Dans la logique proposée par la délégation :

- le premier alinéa de l'article premier 138 ( * ) traiterait des garanties fondamentales reconnues aux citoyens dans leur ensemble , sans distinction de sexe, d'origine ou de religion (le mot « race » ayant été supprimé par les députés) ;

- le second alinéa de cet article porterait sur les garanties reconnues en termes d' égalité entre femmes et hommes (égalité de droits ; égal accès aux mandats et aux responsabilités).

La délégation estime que cet alinéa pourrait être ainsi rédigé :

- « La loi garantit des droits égaux aux femmes et aux hommes.

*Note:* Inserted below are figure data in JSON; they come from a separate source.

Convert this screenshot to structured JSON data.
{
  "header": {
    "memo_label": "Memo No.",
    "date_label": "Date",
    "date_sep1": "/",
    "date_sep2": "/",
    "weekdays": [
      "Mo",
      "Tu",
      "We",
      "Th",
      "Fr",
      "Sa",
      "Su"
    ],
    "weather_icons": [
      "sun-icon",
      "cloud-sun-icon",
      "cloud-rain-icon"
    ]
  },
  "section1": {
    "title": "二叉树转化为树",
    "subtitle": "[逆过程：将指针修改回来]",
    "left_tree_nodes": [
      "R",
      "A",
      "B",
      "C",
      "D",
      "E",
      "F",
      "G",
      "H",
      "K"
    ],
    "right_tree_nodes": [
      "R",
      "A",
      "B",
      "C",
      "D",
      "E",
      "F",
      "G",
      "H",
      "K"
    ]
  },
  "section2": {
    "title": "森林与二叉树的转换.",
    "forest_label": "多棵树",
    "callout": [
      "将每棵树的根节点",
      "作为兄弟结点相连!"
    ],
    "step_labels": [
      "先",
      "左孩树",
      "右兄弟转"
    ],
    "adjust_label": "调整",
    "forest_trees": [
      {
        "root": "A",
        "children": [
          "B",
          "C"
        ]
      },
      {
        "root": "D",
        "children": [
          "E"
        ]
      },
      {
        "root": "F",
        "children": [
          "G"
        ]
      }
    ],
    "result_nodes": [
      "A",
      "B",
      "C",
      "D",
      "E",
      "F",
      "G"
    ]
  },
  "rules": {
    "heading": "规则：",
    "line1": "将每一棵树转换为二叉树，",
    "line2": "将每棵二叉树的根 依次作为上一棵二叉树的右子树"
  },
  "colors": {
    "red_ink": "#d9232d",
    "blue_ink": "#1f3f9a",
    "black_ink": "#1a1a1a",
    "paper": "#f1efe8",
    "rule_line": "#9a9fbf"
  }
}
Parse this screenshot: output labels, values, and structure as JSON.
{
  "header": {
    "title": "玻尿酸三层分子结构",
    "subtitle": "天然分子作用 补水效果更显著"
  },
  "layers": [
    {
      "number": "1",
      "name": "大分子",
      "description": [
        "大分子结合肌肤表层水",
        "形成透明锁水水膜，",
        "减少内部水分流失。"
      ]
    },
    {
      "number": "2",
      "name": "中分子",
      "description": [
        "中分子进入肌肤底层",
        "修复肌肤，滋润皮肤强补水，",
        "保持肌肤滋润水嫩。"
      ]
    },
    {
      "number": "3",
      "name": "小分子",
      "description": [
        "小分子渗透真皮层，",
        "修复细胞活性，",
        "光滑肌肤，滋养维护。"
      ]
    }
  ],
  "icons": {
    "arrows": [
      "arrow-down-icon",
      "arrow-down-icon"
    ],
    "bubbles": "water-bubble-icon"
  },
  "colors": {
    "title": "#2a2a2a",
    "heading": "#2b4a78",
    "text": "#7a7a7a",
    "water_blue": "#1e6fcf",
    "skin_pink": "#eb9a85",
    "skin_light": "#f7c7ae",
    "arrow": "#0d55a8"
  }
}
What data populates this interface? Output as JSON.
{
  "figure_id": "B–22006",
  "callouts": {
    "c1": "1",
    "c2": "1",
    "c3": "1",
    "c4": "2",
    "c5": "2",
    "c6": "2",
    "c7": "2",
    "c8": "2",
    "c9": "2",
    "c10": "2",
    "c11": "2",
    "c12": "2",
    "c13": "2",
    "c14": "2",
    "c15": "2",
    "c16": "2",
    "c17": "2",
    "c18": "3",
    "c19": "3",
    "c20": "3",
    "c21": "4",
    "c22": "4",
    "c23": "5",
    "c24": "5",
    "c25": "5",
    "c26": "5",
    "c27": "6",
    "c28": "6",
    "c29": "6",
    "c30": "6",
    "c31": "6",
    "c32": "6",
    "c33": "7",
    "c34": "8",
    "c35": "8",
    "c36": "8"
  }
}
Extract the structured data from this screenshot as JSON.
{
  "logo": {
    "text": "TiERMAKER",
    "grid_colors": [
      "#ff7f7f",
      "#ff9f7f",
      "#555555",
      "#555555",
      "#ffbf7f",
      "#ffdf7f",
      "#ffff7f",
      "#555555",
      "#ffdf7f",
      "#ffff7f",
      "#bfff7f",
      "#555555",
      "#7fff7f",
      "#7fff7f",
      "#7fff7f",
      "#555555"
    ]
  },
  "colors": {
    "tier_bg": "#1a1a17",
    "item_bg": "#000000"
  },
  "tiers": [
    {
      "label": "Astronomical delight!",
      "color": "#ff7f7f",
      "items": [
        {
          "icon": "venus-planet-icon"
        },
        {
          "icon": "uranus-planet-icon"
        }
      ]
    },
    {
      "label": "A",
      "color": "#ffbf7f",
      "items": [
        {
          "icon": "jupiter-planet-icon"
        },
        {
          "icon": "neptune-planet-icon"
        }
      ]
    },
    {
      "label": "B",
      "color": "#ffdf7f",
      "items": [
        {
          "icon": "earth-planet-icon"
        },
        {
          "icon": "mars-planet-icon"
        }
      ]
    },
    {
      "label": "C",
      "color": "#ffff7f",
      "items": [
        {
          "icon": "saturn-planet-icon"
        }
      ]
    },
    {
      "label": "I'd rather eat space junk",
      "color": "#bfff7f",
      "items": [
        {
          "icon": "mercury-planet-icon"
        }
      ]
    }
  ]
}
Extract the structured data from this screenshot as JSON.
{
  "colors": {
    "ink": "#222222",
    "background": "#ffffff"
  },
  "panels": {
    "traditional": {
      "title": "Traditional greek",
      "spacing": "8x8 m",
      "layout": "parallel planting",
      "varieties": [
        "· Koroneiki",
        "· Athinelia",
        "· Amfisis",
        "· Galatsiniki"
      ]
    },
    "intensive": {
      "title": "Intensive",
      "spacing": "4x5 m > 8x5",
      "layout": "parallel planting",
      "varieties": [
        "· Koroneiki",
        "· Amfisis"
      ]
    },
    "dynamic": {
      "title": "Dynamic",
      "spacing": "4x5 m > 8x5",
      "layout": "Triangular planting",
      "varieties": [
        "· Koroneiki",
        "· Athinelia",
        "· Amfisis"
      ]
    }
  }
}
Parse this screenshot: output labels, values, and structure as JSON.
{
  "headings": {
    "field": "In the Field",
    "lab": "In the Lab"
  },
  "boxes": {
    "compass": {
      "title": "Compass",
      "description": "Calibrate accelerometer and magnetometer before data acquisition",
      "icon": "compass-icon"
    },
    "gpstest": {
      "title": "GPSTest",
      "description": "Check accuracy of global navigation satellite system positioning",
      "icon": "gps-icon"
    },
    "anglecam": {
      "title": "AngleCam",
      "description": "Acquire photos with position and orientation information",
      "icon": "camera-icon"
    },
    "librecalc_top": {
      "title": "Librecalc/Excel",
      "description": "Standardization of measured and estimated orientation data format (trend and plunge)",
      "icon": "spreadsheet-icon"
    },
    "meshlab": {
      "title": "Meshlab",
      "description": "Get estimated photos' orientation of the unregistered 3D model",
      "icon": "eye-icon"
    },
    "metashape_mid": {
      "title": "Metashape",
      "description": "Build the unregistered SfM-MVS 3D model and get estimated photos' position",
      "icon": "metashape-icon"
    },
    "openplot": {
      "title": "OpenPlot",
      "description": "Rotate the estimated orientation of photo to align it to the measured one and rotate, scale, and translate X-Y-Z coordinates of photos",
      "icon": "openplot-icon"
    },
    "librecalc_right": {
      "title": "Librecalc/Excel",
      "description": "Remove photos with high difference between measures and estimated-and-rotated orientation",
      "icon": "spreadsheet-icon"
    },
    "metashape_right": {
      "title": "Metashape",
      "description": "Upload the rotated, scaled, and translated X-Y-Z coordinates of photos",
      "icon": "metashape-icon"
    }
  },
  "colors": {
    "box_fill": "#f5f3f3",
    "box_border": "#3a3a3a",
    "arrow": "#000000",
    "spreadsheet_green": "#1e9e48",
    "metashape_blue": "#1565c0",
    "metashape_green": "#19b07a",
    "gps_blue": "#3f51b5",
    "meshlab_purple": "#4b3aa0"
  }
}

Elle assure (ou « organise ») l'égal accès des femmes et des hommes aux mandats électoraux et fonctions électives ainsi qu'aux responsabilités professionnelles et sociales ».

Cette première formule évite la répétition du verbe « garantir ». Elle le réserve à l'intervention du législateur en matière d'égalité de droits, comme le fait déjà le troisième alinéa du préambule de 1946. Elle donne par ailleurs mandat au législateur pour « organiser » (ou « assurer ») la parité, ce qui supprime l'ambiguïté du verbe « favoriser » et clarifie la portée de l'intervention de la loi.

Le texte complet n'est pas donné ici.